English enriched by centuries of borrowed arabic words
[By Dr. Mohamed Elmasry]


For 1000 years, Arabic was the primary international language of
commerce, scholarship and politics, much as English is in today’s world.
In fact, over the centuries English adopted many words that were either
borrowed directly from Arabic-speakers, or were absorbed indirectly
through other languages, especially Spanish.

Even today, Arabic still accounts for the greatest number of Eastern
elements in English. The lists of examples that follow are only a brief
sampling of the many more words available; perhaps some will surprise you!

No computer, nuclear plant or microchip design could have been possible
without the words and concepts we know as algorithm, algebra, and zero –
all of which come from Arabic.

The names of many musical instruments -- like lute and guitar – as well
as a number of technical performance terms and styles, are also from
Arabic roots.

Many names of familiar animals, plants, spices, herbs and drinks began
as Arabic nouns: saffron, henna, camphor, cotton, apricot, lemon, lime,
orange, tamarind, lilac, sherry, mango, coffee, artichoke, spinach,
jasmine, ginger, tulip, lotus, shrub, giraffe, gazelle, cobra, zebra,
cheetah.

If you have ever taken a chemistry course, the word chemistry itself
originates with Arabic, as well as nitro, alkali, alcohol, calibre,
antimony, arsenic.

In your household and daily life, you might easily run into Arabic words
that are so common we never give them a second thought: shampoo, sofa,
cable, atlas, magazine, pie, pajama, bungalow, mattress, sack, khaki,
candy, caramel, jar, sherbet, sugar, syrup, cinnamon, ribs, silk,
cheque, chatty, sandal.

And, as you might expect, Arabic is very present in slightly more exotic
or emphatic English words and proper names: tycoon, carat, chess,
checkmate, Sahara, almanac, rum, musk, sesame, tariff, cashmere, mummy,
coral, sapphire, jubilee, jargon, thug, Satan, fake, jungle, alchemy,
zenith, safari, talc, tartar, zircon, chiffon, amber, Bedouin, Ariel.

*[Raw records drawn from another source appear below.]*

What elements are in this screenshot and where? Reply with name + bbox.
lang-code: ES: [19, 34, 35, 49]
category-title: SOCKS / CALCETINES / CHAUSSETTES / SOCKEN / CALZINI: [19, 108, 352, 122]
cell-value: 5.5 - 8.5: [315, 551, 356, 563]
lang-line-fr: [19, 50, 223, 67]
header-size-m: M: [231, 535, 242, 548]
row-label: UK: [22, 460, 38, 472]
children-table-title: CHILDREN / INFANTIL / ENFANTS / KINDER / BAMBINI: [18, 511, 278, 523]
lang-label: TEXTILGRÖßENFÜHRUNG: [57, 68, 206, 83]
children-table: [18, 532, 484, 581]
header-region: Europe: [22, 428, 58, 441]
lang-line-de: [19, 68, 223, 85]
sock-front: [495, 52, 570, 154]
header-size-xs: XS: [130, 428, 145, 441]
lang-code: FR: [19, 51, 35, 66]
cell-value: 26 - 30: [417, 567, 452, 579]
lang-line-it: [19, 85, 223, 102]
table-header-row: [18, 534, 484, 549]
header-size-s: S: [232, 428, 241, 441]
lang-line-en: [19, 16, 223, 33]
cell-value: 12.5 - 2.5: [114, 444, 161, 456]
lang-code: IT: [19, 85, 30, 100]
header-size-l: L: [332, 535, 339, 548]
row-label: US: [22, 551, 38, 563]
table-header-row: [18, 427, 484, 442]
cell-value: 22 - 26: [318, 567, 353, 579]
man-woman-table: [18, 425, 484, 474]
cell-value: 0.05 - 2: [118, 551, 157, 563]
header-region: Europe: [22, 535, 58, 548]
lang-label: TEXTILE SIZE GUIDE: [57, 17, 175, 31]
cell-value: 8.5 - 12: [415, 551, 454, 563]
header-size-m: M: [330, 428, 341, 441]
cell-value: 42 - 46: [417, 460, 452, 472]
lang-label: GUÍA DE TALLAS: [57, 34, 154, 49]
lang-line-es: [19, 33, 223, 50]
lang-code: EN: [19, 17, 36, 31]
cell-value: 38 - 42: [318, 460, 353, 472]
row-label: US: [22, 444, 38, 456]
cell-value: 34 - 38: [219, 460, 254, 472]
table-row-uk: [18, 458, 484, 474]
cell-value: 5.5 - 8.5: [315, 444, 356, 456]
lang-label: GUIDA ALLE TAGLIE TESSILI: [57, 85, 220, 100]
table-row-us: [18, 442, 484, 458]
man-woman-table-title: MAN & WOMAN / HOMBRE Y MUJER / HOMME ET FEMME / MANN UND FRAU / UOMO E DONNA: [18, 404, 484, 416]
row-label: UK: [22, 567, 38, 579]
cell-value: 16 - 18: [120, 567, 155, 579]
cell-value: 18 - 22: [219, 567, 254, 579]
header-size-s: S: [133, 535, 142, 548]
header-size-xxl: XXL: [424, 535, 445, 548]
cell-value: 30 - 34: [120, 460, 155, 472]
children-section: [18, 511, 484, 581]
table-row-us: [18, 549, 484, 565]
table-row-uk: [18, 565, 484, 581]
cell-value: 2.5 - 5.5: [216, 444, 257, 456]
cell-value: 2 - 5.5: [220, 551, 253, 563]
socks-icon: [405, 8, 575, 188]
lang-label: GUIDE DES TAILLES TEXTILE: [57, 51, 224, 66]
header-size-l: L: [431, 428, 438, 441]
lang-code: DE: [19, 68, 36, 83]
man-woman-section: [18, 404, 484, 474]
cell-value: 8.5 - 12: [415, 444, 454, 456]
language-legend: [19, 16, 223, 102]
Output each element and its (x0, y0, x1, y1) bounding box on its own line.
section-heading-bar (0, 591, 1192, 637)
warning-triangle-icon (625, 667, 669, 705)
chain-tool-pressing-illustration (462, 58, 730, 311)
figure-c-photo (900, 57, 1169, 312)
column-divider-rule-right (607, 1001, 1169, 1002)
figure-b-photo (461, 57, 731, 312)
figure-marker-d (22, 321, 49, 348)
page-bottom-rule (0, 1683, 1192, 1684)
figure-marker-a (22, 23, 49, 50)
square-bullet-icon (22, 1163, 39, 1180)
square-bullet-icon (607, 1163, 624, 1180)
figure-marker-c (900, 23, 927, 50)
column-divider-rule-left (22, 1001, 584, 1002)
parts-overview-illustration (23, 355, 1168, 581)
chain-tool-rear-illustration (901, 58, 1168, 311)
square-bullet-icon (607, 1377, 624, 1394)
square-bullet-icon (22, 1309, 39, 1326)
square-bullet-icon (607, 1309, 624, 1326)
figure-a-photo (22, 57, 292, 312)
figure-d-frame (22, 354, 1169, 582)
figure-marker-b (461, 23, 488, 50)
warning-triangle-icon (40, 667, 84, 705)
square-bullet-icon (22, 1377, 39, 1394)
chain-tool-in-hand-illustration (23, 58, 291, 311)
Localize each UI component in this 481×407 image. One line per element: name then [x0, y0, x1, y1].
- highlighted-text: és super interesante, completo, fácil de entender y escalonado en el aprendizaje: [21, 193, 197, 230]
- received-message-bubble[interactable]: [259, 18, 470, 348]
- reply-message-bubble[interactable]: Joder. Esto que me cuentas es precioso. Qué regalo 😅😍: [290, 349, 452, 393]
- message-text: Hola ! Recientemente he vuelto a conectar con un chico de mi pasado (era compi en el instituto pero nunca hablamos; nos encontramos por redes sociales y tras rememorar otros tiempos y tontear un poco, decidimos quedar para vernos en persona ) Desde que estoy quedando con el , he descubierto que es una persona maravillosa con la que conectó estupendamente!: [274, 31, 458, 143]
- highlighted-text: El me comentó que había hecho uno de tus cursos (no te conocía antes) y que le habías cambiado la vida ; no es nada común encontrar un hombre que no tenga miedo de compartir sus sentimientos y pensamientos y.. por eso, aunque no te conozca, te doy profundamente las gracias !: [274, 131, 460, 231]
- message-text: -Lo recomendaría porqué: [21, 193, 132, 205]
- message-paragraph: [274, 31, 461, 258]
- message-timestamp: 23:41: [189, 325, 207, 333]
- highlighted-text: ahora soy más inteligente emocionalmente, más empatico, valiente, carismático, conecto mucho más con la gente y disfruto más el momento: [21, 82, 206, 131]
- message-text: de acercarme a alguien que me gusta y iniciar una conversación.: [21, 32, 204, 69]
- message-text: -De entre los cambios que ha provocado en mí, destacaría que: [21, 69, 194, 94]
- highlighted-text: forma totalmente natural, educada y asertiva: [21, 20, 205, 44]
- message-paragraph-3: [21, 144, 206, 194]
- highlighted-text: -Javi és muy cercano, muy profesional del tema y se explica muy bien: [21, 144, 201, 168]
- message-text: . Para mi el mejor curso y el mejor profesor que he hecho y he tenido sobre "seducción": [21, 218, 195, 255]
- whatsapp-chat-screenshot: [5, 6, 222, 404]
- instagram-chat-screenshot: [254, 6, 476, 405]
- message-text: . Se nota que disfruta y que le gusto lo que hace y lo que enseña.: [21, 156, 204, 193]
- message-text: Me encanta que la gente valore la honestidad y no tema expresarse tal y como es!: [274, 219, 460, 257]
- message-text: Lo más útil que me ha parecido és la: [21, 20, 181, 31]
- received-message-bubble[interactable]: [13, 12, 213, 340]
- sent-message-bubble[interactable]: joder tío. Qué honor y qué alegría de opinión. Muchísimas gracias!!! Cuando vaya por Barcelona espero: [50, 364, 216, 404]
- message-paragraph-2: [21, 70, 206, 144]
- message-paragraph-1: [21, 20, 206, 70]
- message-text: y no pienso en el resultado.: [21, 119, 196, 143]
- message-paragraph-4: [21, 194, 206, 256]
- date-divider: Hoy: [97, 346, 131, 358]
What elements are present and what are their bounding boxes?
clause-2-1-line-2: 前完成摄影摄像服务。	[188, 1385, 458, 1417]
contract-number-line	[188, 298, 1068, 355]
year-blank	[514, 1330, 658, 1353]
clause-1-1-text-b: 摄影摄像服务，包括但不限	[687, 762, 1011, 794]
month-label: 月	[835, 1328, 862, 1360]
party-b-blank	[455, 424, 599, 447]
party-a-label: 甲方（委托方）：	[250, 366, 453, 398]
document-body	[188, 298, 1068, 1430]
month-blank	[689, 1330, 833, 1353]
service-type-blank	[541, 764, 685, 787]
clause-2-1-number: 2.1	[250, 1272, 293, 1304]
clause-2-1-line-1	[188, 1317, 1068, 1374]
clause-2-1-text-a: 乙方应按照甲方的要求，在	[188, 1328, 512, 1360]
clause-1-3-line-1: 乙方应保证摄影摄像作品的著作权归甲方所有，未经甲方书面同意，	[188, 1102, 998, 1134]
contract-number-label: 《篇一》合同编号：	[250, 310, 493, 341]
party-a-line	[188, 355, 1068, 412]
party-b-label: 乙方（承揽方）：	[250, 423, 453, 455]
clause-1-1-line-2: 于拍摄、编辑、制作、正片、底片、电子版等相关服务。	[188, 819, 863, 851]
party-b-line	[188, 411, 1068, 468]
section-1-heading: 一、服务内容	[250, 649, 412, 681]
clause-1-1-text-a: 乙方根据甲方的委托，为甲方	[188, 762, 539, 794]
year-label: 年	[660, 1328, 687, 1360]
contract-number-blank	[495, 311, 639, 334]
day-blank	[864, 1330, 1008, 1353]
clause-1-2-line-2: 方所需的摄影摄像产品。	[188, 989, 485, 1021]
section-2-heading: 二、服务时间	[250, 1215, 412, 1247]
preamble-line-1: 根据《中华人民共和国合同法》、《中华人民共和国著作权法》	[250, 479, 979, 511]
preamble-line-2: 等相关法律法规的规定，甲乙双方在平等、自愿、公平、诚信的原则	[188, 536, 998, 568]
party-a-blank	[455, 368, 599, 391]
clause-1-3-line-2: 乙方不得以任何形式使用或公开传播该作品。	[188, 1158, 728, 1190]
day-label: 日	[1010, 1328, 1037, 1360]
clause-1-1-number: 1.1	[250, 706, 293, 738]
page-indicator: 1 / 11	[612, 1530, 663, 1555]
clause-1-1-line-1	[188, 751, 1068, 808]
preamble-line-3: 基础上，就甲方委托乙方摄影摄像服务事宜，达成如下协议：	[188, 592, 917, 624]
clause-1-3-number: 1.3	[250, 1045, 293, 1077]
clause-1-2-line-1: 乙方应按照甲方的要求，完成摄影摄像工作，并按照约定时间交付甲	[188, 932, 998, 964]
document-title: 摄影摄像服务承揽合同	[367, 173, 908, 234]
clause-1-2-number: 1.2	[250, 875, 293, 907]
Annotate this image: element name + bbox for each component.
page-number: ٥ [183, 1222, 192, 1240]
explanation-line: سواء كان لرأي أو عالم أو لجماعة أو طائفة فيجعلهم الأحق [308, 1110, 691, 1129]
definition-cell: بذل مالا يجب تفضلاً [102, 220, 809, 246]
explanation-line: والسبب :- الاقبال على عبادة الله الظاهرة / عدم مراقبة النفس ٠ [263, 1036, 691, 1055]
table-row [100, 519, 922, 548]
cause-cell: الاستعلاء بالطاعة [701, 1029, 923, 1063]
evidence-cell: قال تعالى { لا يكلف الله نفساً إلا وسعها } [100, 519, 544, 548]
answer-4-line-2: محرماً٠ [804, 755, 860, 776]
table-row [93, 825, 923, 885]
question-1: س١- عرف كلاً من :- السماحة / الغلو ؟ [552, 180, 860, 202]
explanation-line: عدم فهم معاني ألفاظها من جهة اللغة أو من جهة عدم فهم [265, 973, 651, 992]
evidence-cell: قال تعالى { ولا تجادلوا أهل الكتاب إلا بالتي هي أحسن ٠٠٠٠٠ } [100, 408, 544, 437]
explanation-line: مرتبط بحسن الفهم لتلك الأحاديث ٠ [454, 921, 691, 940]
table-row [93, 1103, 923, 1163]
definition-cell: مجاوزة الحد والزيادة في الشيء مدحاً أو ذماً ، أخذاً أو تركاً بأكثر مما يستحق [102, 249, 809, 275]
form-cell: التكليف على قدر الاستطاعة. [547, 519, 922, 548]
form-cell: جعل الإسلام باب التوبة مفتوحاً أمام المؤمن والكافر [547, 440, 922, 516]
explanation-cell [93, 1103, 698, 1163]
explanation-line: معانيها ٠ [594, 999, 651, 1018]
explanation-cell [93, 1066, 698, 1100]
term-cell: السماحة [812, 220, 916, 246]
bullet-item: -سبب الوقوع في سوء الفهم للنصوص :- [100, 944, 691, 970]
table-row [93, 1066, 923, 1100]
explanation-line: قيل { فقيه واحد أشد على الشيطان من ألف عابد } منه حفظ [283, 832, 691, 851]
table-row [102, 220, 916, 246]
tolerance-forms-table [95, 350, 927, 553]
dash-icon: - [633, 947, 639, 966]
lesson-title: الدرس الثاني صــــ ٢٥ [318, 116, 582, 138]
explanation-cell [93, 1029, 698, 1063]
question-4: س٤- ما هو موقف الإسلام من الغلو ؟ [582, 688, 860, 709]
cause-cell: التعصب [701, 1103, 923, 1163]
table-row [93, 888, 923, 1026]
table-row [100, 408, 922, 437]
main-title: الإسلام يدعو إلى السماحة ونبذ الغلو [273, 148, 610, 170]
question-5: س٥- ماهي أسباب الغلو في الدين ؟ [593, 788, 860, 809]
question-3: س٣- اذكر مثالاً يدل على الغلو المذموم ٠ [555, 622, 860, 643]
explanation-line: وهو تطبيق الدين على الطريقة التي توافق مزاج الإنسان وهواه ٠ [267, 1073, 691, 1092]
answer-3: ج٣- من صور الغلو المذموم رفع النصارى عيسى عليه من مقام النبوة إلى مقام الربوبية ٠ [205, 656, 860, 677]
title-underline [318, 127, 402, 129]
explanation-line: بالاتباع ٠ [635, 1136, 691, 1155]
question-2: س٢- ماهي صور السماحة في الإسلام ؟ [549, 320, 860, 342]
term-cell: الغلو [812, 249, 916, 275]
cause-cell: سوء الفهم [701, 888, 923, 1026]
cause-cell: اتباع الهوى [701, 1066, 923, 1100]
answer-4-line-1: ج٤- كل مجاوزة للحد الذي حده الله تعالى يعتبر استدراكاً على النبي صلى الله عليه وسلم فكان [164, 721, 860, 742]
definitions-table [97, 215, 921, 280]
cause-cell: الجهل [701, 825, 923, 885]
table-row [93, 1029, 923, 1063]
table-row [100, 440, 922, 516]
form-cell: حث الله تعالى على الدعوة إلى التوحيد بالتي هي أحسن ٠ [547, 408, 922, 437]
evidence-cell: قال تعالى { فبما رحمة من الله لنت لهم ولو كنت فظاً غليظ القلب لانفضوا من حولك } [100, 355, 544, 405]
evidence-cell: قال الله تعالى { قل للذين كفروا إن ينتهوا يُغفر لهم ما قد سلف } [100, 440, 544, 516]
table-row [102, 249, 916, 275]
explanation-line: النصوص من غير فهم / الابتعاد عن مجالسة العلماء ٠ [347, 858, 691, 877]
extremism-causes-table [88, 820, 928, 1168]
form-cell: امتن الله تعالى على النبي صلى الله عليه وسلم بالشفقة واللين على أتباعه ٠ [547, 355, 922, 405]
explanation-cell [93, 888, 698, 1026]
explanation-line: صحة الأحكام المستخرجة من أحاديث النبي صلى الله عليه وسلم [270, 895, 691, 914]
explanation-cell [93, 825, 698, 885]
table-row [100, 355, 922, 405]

In military vocabulary, frequently-used terms like hazard, admiral,
arsenal and assassin all owe their use to Arabic.

But reference books devoted to tracing the English words borrowed from
Arabic are rare. Most were written some time ago and do not include
contemporary scholarship or changes in our language. The most recent is
more than three decades old -- Arabic Contributions to the English
Vocabulary, by James Peters and Habeeb Salloum (1973). Two other useful,
but dated, titles are: A History of Foreign Words in English, by Mary S.
Serjeantson (1935) and Arabic Words in English, by Walt Taylor (1933).

Words are much like organic living creatures whose character and
meanings evolve over time and circumstance. Those Arabic words that made
it into English must have had a fascinating history, much of which has
been lost over the centuries. It makes one wonder; Who used the original
Arabic words and what were they like? How did these words first come to
be spoken by non-Arabs? How many variations did they go through before
appearing in English dictionaries? Why are some much easier to trace
back to their Arabic roots than others? Linguists have answered some of
these questions but there is still much more to be known. Here is a
project worthy of far greater attention. Any takers?